Geleneksel Vyatka yemeklerinin isimleri çok tuhaf: orman tavuğu, tepnya, ishenka, podkogol, korovech, bobnitsa. “Pomakushi”, “komkom” olarak adlandırılan krep için Vyatka sosları da bu mutfağa lezzet katıyor. Ayrıca "dozhinalnitsa" - patatesli süt çorbası, "osedritsa" - patatesli haşlanmış ciğer ve diğer birçok olağanüstü yemek de var. Kirov sakinleri için belirleyici olan şu ifadeydi: Ekmeğe her zaman saygılı davrandıkları ve onu çok pişirdikleri için "Vyatka tüm ekmeğin anasıdır". Ve tabii ki herkes cumhurbaşkanıyla yapılan toplantıda tanıtılan "kvası" hatırlıyor mu? - kvas! Vyatka kvası."

Yani “her bölgede kendi yemeklerini seviyorlar”! Mutlu tatiller Kirov sakinleri!

ABD'de Ulusal Tekila Günü.

Tekila, mavi agav bitkisinden yapılan güçlü bir alkollü içecektir. Bu olağanüstü içeceğe özel bir günün ayrılması boşuna değil. Sonuçta, tekila etrafında her zaman çok sayıda hikaye, mit, efsane ve inanç dolaşmıştır. Bazıları gerçeğe yakın, bazıları ise sadece kurgu. İşte tekila ile ilgili küçük bir teori seçkisi:

Kaliteli tekila şişelerinin içinde her zaman bir solucan bulunur. Aslında bu şişelerden sadece birkaç tane vardı ve 40'lı yıllarda satıldılar. Solucanın hiçbir pratik amacı yoktu ve içeceğe olan ilgi dışında hiçbir şeyi etkilemedi. Solucan pazarlama hilesi, içki üreticileri tarafından daha fazla müşteri çekmek için yaratıldı. Bu arada, o bir solucan bile değildi; aslında bir agav güvesi larvasıydı.

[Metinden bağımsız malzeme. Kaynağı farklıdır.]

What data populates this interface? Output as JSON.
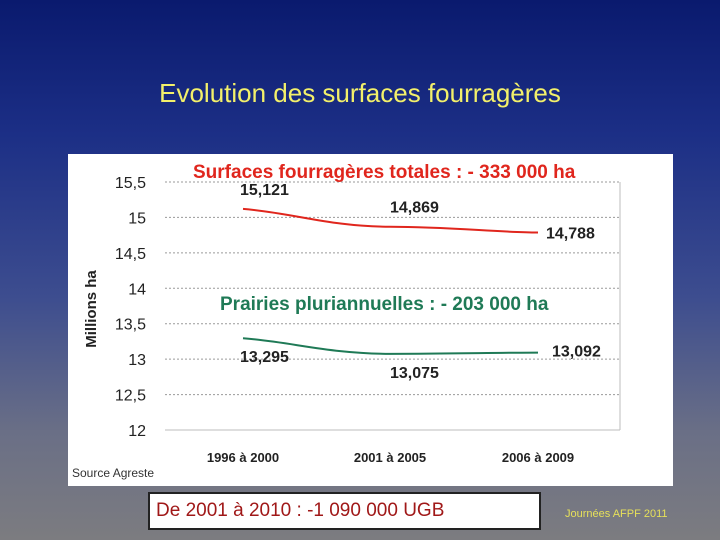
{
  "slide": {
    "title": "Evolution des surfaces fourragères",
    "footer_box": "De 2001 à 2010 : -1 090 000 UGB",
    "footer_note": "Journées AFPF 2011"
  },
  "chart_data": {
    "type": "line",
    "categories": [
      "1996 à 2000",
      "2001 à 2005",
      "2006 à 2009"
    ],
    "ylabel": "Millions ha",
    "ylim": [
      12,
      15.5
    ],
    "yticks": [
      "15,5",
      "15",
      "14,5",
      "14",
      "13,5",
      "13",
      "12,5",
      "12"
    ],
    "ytick_values": [
      15.5,
      15,
      14.5,
      14,
      13.5,
      13,
      12.5,
      12
    ],
    "grid": true,
    "source": "Source Agreste",
    "series": [
      {
        "name": "Surfaces fourragères totales : - 333 000 ha",
        "color": "#e0261d",
        "values": [
          15.121,
          14.869,
          14.788
        ],
        "labels": [
          "15,121",
          "14,869",
          "14,788"
        ]
      },
      {
        "name": "Prairies pluriannuelles : - 203 000 ha",
        "color": "#1f7a56",
        "values": [
          13.295,
          13.075,
          13.092
        ],
        "labels": [
          "13,295",
          "13,075",
          "13,092"
        ]
      }
    ]
  }
}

Meksika'da tekilayı tuzlu ve limonlu içiyorlar. Bu yanlış. Tekilayı sulandırmadan veya içmeden içenler Meksikalılar. “Limon + tuz” yönteminin turistlere yönelik olduğu düşünülmektedir. başka bir pazarlama hilesi. Bu “gelenek”, 20. yüzyılın 20'li yıllarında büyük grip salgını sırasında doğmuştur. Antibiyotiklerin yokluğunda, Meksikalı doktorlar ilaç olarak limonlu ve tuzlu tekila reçete ettiler - tuz mineral dengesini geri kazandırır ve alkol ve limon güçlü antiseptiklerdir. Kombinasyon hatırlandı ve birisi ona bir efsane dokunuşu yapma fikrini ortaya attı, bu da yapımcıların elinde mükemmel bir şekilde işe yaradı ve güzel bir ritüel yarattı.

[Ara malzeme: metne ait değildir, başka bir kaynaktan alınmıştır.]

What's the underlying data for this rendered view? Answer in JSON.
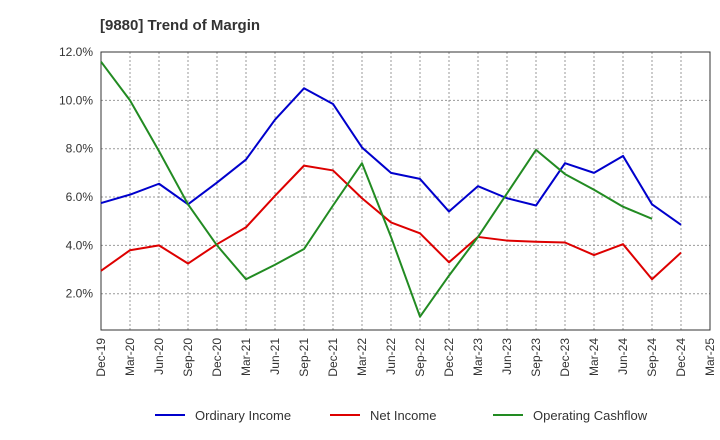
{
  "chart_data": {
    "type": "line",
    "title": "[9880]  Trend of Margin",
    "xlabel": "",
    "ylabel": "",
    "categories": [
      "Dec-19",
      "Mar-20",
      "Jun-20",
      "Sep-20",
      "Dec-20",
      "Mar-21",
      "Jun-21",
      "Sep-21",
      "Dec-21",
      "Mar-22",
      "Jun-22",
      "Sep-22",
      "Dec-22",
      "Mar-23",
      "Jun-23",
      "Sep-23",
      "Dec-23",
      "Mar-24",
      "Jun-24",
      "Sep-24",
      "Dec-24",
      "Mar-25"
    ],
    "ylim": [
      0.5,
      12.0
    ],
    "yticks": [
      "2.0%",
      "4.0%",
      "6.0%",
      "8.0%",
      "10.0%",
      "12.0%"
    ],
    "ytick_values": [
      2,
      4,
      6,
      8,
      10,
      12
    ],
    "grid": true,
    "legend_position": "bottom",
    "series": [
      {
        "name": "Ordinary Income",
        "color": "#0000cc",
        "values": [
          5.75,
          6.1,
          6.55,
          5.7,
          6.6,
          7.55,
          9.2,
          10.5,
          9.85,
          8.05,
          7.0,
          6.75,
          5.4,
          6.45,
          5.95,
          5.65,
          7.4,
          7.0,
          7.7,
          5.7,
          4.85,
          null
        ]
      },
      {
        "name": "Net Income",
        "color": "#dd0000",
        "values": [
          2.95,
          3.8,
          4.0,
          3.25,
          4.05,
          4.75,
          6.05,
          7.3,
          7.1,
          5.95,
          4.95,
          4.5,
          3.3,
          4.35,
          4.2,
          4.15,
          4.12,
          3.6,
          4.05,
          2.6,
          3.7,
          null
        ]
      },
      {
        "name": "Operating Cashflow",
        "color": "#228b22",
        "values": [
          11.6,
          10.0,
          7.9,
          5.7,
          4.0,
          2.6,
          3.2,
          3.85,
          5.65,
          7.4,
          4.35,
          1.05,
          2.75,
          4.35,
          6.15,
          7.95,
          6.95,
          6.3,
          5.6,
          5.1,
          null,
          null
        ]
      }
    ]
  }
}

Tekila tarihinin 8. yüzyılda, Toltek kabilesinin agavdan - fermente meyve suyundan, esasen agav birasından, 4 ila 6 derecelik bir kuvvete sahip viskoz ve hafif köpüklü sütlü bir içecekten pulque yapmayı öğrendiğinde başladığı sanılıyor. Efsaneye göre, agavaya yıldırım çarptı ve onu ikiye böldü ve Kızılderililerin fark ettiği ve onu iş için kullanmaya karar verdiği çekirdekten nektar aktı. Pulque, Kızılderililerin hayatında o kadar önemli bir rol oynadı ki, efsaneye göre ilahi tüylü yılan Quetzalcoatl bile bu içeceği severdi. Pulque'un Hint mitolojisinde kendi tanrısı bile vardı - Ome Tochtli. Kolonizasyondan önce pulque Meksika'nın tek alkollü içeceğiydi. Alkolün ilerlemesinin motoru, alkolü damıtmak için Avrupa teknolojilerini Yeni Dünya'ya getiren İspanyol fetihçilerdi. Tarih, tekilanın babasını, 1600 yılında Cuisillos hacienda'da ilk tekila fabrikasını kuran Altamira Markisi Don Pedro Sanchez de Tagli olarak adlandırıyor. Tekila'nın popülaritesi o kadar hızlı arttı ki, 1608'de hükümet onun satışına özel bir vergi getirdi. 1795 yılında tekila üretmek ve satmak için resmi lisans alan ilk üretici Jose Maria Cuervo'ydu. Jose Cuervo markası hala var ve haklı olarak dünyanın en eski markası olarak kabul ediliyor.